Tłumy mieszkańców i turystów zwiedziły okręt podwodny ORP Sęp podczas centralnych obchodów święta Marynarki Wojennej w Świnoujściu. Jednostka była jedną z siedmiu, które w niedzielę cumowały przy nabrzeżu Władysława IV.
Żeby wejść na pokład okrętu i zobaczyć, jak wygląda od środka, trzeba było stać w kolejce nawet godzinę.

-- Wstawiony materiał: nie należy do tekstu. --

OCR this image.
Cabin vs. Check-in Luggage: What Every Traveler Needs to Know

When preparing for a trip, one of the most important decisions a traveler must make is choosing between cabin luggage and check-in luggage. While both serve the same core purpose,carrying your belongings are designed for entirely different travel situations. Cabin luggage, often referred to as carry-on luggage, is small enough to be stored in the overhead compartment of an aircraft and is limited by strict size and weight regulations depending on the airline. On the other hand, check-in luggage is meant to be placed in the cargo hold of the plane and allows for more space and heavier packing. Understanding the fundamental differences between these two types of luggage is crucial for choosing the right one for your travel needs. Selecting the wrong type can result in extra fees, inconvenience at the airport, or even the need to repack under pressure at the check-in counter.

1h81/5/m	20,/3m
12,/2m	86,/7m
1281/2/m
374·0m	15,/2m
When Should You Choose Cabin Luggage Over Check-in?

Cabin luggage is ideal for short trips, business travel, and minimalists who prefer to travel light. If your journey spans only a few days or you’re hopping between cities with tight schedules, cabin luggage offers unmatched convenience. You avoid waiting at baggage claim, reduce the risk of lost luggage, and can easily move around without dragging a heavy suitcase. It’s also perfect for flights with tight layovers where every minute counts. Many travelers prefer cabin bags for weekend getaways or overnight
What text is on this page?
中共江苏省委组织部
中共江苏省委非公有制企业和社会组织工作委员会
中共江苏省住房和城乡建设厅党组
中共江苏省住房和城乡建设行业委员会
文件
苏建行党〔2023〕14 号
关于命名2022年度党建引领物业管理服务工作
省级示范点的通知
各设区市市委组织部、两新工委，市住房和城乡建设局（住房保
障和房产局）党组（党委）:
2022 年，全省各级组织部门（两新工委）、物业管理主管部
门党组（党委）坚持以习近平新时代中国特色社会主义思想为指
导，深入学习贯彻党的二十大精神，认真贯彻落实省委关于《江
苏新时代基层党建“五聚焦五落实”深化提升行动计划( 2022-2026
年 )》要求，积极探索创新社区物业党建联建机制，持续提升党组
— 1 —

- Na okręcie jest 18 łóżek dla członków załogi. Jest też kambuz okrętowy, czyli kuchnia - opowiada podporucznik Radosław Kisiński, który oprowadził nas po jednostce. - Z centrali okrętu podwodnego m.in. prowadzi się nawigacje czy wyznacza kursy. Jedynym osobnym pomieszczeniem na okręcie jest natomiast kabina dowódcy. Tutaj dowódca ma swój tzw. "czerwony telefon".
ORP Sęp został zbudowany w latach 60. w RFN dla marynarki wojennej Norwegii. W latach 90. okręt przeszedł gruntowny remont i od 2002 roku służy w Polskiej Marynarce Wojennej.
Święto Marynarki Wojennej jest obchodzone od 1928 roku. Dziś w polskiej MW służy około ośmiu tysięcy marynarzy.